Typechecker: Allow predicate-based typechecking of library functions

WardBrian commented 8 months ago

This would allow Array functions to be able to accept arrays of tuples, e.g. size

And also allow vectorization of things like a 7-parameter function, which would currently be too expensive to enumerate

WardBrian commented 8 months ago

Right now an argument is specified as UnsizedType.autodifftype * UnsizedType.t

I think we could define another type which looks like:

type argtype = 
  | Concrete of UnsizedType.t
  | Predicate of (UnsizedType.t -> bool) (* think of this like a C++ concept *)

We'd need to rewrite a fair amount of stuff to handle this but I don't think it would be too bad. The argument type of size would then be something like:

Predicate (function UArray _ -> true | _ -> false)

Unfortunately this becomes very difficult to print. We could have Predicate hold both UnsizedType.t -> bool and a string which we use as it's pretty-printed name, so like Predicate ((function UArray _ -> true | _ -> false), "array[] T")

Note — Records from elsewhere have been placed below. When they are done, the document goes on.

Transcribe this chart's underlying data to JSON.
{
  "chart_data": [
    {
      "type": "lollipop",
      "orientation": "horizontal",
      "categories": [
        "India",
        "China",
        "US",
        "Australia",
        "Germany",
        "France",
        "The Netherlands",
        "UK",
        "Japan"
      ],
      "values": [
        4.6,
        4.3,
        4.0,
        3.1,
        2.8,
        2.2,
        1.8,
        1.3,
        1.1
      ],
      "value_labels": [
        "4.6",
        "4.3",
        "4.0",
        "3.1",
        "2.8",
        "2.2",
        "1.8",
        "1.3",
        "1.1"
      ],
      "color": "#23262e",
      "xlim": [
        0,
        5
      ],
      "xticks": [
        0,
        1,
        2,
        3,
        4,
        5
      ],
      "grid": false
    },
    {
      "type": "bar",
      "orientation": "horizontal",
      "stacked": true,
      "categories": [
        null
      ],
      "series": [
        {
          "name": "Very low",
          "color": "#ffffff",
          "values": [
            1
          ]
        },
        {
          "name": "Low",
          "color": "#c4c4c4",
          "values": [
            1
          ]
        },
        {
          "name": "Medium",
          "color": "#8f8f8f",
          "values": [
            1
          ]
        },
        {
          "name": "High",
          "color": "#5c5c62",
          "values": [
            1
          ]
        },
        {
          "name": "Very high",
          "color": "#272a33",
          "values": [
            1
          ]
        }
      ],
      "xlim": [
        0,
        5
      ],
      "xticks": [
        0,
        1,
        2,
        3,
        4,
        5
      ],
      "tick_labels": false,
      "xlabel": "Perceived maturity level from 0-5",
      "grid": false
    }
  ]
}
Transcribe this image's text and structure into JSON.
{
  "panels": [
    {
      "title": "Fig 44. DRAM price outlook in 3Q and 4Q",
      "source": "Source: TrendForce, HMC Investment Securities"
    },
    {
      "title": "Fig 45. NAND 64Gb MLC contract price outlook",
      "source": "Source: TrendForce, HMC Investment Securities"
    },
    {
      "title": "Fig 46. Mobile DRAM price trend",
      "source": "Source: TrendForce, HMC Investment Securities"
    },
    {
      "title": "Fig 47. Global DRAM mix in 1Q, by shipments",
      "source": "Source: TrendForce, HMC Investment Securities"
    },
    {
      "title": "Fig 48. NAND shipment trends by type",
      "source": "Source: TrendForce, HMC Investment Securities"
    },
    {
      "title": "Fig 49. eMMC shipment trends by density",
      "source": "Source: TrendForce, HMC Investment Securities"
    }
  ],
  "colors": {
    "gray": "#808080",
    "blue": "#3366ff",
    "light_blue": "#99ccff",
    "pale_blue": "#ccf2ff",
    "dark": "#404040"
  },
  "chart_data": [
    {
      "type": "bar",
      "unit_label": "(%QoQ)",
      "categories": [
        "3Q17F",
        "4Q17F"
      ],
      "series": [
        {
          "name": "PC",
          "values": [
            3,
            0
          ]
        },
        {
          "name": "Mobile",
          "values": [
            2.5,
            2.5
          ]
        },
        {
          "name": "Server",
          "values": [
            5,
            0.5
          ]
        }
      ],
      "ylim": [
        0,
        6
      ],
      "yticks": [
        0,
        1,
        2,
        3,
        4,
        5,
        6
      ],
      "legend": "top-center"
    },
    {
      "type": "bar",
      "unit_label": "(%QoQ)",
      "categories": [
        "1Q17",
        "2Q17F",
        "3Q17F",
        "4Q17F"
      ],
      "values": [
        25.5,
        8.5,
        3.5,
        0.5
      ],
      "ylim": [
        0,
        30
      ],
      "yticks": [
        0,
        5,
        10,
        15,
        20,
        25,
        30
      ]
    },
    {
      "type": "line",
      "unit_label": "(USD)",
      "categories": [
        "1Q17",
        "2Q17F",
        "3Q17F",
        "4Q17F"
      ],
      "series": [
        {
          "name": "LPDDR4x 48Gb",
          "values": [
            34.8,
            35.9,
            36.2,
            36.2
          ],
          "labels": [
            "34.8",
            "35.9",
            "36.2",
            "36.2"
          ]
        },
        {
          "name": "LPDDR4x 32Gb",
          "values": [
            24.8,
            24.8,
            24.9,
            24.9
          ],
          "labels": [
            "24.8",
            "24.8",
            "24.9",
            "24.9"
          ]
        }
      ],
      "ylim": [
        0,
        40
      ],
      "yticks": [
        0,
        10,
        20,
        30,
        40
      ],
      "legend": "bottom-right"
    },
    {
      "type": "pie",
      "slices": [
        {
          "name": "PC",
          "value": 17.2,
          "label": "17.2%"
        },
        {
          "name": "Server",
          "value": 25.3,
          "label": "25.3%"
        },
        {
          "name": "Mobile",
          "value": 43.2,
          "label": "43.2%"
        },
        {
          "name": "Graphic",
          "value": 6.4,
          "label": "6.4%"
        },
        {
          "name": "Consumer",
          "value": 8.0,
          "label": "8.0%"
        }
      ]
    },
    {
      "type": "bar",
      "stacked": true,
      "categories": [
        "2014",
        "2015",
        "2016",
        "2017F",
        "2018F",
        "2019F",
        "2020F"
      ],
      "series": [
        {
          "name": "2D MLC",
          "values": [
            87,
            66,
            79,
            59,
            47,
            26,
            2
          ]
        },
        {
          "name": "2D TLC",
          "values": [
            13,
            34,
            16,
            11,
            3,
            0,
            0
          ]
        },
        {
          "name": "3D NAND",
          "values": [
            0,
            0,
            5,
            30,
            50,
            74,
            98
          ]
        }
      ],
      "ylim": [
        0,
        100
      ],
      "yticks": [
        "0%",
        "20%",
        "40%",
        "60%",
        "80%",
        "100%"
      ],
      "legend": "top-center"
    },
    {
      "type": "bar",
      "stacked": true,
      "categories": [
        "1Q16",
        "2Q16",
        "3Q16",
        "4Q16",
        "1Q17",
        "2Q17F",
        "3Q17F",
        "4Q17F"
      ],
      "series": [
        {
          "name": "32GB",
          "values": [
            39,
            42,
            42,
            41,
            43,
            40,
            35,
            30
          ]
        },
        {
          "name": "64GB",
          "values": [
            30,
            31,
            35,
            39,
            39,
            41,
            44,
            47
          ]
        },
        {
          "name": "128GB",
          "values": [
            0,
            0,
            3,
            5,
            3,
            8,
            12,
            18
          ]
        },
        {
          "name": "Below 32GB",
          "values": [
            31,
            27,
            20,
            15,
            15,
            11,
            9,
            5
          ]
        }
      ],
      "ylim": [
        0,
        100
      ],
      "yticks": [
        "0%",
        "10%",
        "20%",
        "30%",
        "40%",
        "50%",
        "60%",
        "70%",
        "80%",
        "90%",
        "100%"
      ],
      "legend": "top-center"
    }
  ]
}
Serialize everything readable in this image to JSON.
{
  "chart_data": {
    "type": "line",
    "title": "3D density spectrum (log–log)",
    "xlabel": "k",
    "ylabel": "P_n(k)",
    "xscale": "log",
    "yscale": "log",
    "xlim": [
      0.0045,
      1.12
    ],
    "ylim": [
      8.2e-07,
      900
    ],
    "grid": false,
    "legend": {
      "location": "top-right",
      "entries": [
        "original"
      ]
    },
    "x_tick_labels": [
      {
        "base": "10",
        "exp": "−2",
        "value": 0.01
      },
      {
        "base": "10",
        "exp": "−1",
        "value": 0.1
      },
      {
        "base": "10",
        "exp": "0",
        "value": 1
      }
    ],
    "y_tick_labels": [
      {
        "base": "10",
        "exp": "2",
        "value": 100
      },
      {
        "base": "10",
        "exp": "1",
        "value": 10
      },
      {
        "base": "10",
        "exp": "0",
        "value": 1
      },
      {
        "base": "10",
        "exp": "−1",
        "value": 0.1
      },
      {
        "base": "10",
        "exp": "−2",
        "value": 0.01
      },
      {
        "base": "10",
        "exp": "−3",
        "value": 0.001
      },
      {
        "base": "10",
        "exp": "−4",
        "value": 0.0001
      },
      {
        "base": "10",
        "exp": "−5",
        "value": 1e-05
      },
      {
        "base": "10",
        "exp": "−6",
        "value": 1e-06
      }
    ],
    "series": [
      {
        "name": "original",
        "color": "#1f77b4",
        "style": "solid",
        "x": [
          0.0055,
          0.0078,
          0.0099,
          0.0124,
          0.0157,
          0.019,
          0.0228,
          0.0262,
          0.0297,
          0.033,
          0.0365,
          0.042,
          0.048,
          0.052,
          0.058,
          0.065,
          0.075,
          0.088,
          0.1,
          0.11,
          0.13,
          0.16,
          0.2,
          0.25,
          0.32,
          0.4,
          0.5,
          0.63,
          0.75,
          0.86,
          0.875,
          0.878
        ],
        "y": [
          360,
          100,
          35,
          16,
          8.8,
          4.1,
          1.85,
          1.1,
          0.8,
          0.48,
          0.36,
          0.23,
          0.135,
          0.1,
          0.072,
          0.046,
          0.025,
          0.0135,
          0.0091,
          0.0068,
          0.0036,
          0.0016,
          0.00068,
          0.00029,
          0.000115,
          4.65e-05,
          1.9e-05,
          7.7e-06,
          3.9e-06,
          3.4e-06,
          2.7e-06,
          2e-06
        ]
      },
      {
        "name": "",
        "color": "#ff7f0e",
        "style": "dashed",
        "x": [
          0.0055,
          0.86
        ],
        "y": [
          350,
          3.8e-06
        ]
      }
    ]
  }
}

SteveBronder commented 6 months ago

I think we could do this with an API like

(*Function that depends on two types*)
let matching_array_types x y = 
match x, y with 
  | UnsizedType.UArray _, UnsizedType.UArray _ when x == y -> Valid 
  | _ -> Invalid
Fun ("append_array",  matching_array_types)

(*Anything is valid*)
let all_valid _ = Valid
Fun ("size",  all_valid)

(*For the distributions*)
let is_vectorizable x = 
  match x with 
  | UnsizedType.UArray (UReal, UInt) | UVector | URowVector | UReal | UInt -> true
  | _ -> false 
in
let is_all_vectorizable x, y, z = 
  if is_vectorizable x && is_vectorizable y && is_vectorizable z the
    Valid
  else 
    Invalid
in
Fun ("normal_lpdf", is_all_vectorizable)

WardBrian commented 5 months ago

Some further thoughts:

For Stan_math_signatures.ml, we could update the types used to be

type signature =
UnsizedType.returntype * UnsizedType.argumentlist * Mem_pattern.t

type predicate_signature =
| Concrete of signature list
| Calculated of
    (   UnsizedType.argumentlist
    -> ( UnsizedType.returntype * Mem_pattern.t
        , function_mismatch ) result) * string

where function_mismatch is the type currently used in SignatureMismatch.ml

Our hashmap then stores a single predicate_signature, rather than the current signature list.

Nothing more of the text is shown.